The Real Bank Bailout Is Happening Right Now

WASHINGTON, DC - FEBRUARY 27: Federal Reserve Board Chairman Ben Bernanke takes a drink of water while testifing before a House Financial Services Committee, on Capitol Hill, February 27, 2013 in Washington, DC.

Photo by Mark Wilson/Getty Images

The Federal Reserve today gave the green light to the overwhelming majority of large bank plans to pay dividends or engage in share buybacks. People are going to gloss over this story as no big thing of interest to anyone other than dedicated investors, but in fact this right here is the real bank bailout.

Proposals that banks be forced to finance more of their activity with equity are invariably met with the response that this would decrease lending activity. But you see right here today that this is a fallacy. These banks are earning profits. And like any other company they could use these profits to fund new equity-funded investments or to pay off old loans.
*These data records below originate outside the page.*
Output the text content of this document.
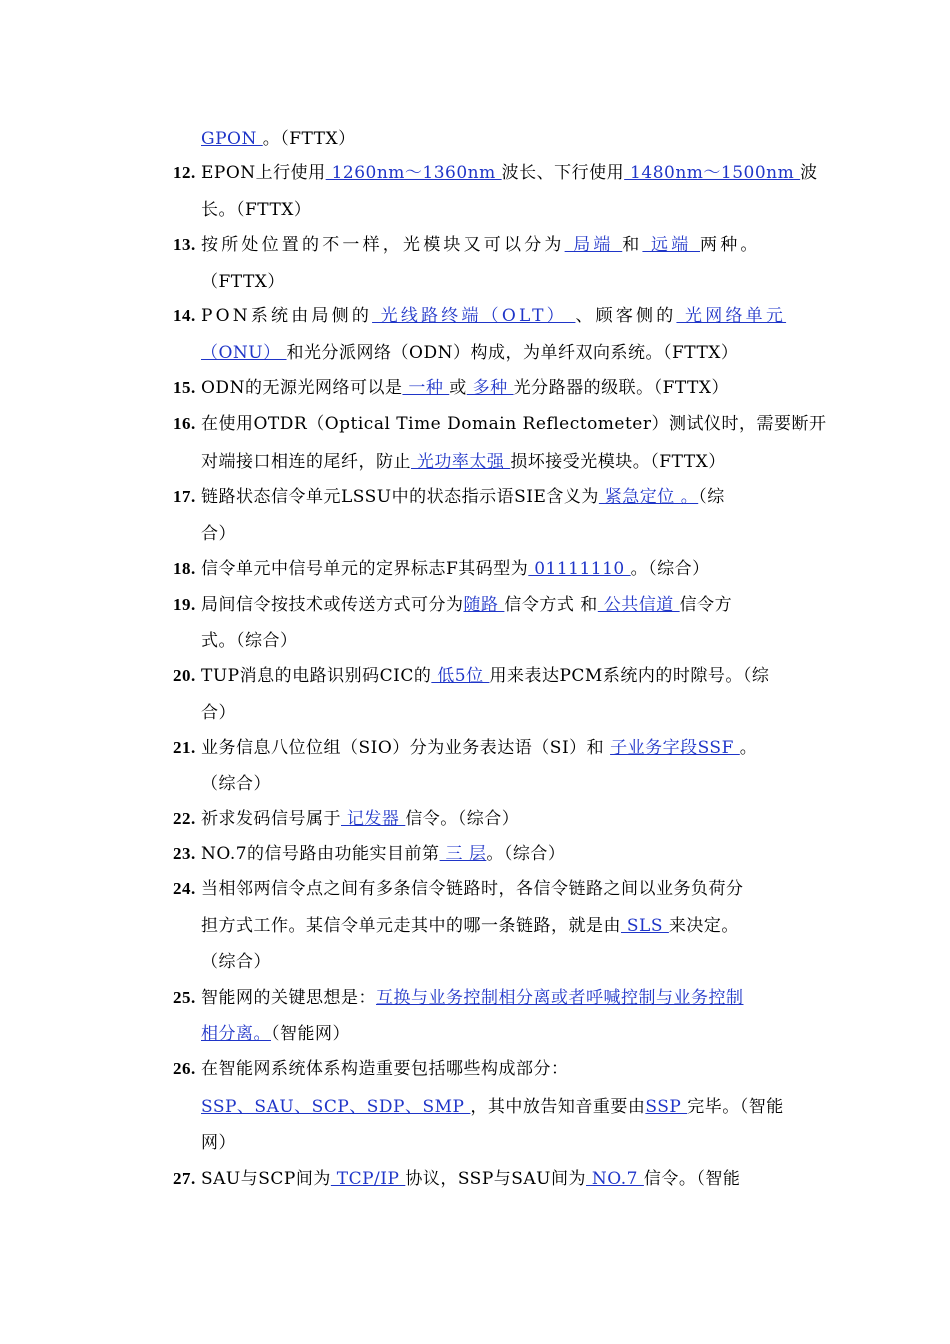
GPON 。（FTTX）
12. EPON上行使用 1260nm～1360nm 波长、下行使用 1480nm～1500nm 波
长。（FTTX）
13. 按所处位置的不一样，光模块又可以分为 局端 和 远端 两种。
（FTTX）
14. PON系统由局侧的 光线路终端（OLT） 、顾客侧的 光网络单元
（ONU） 和光分派网络（ODN）构成，为单纤双向系统。（FTTX）
15. ODN的无源光网络可以是 一种 或 多种 光分路器的级联。（FTTX）
16. 在使用OTDR（Optical Time Domain Reflectometer）测试仪时，需要断开
对端接口相连的尾纤，防止 光功率太强 损坏接受光模块。（FTTX）
17. 链路状态信令单元LSSU中的状态指示语SIE含义为 紧急定位 。（综
合）
18. 信令单元中信号单元的定界标志F其码型为 01111110 。（综合）
19. 局间信令按技术或传送方式可分为随路 信令方式 和 公共信道 信令方
式。（综合）
20. TUP消息的电路识别码CIC的 低5位 用来表达PCM系统内的时隙号。（综
合）
21. 业务信息八位位组（SIO）分为业务表达语（SI）和 子业务字段SSF 。
（综合）
22. 祈求发码信号属于 记发器 信令。（综合）
23. NO.7的信号路由功能实目前第 三 层。（综合）
24. 当相邻两信令点之间有多条信令链路时，各信令链路之间以业务负荷分
担方式工作。某信令单元走其中的哪一条链路，就是由 SLS 来决定。
（综合）
25. 智能网的关键思想是：互换与业务控制相分离或者呼喊控制与业务控制
相分离。（智能网）
26. 在智能网系统体系构造重要包括哪些构成部分：
SSP、SAU、SCP、SDP、SMP ，其中放告知音重要由SSP 完毕。（智能
网）
27. SAU与SCP间为 TCP/IP 协议，SSP与SAU间为 NO.7 信令。（智能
Either way there’d be bank deleveraging and no decline in the amount of credit available to the economy. But instead they’re using the profits to return cash to shareholders. And it’s here when the bank is profitable and doesn’t need a “bailout” that the grift takes place. While the market’s on an upswing, you tunnel money out of the firm leaving it overleveraged and exposed to failure in a downswing. Even if you wipe the equity owners out when the failure happens, they’ll still have made money during the fat years and the executives will still have gotten paid.

The time to stop the cycle is during the good times. Keep the profits inside the firm until the banks are sufficiently well-capitalized as to be really unlikely to fail even if things get bad. Then if a bad market causes huge bank losses, there’s no need for a bailout. You just re-impose the no-dividend/no-buybacks rule until the bank is well-capitlized again.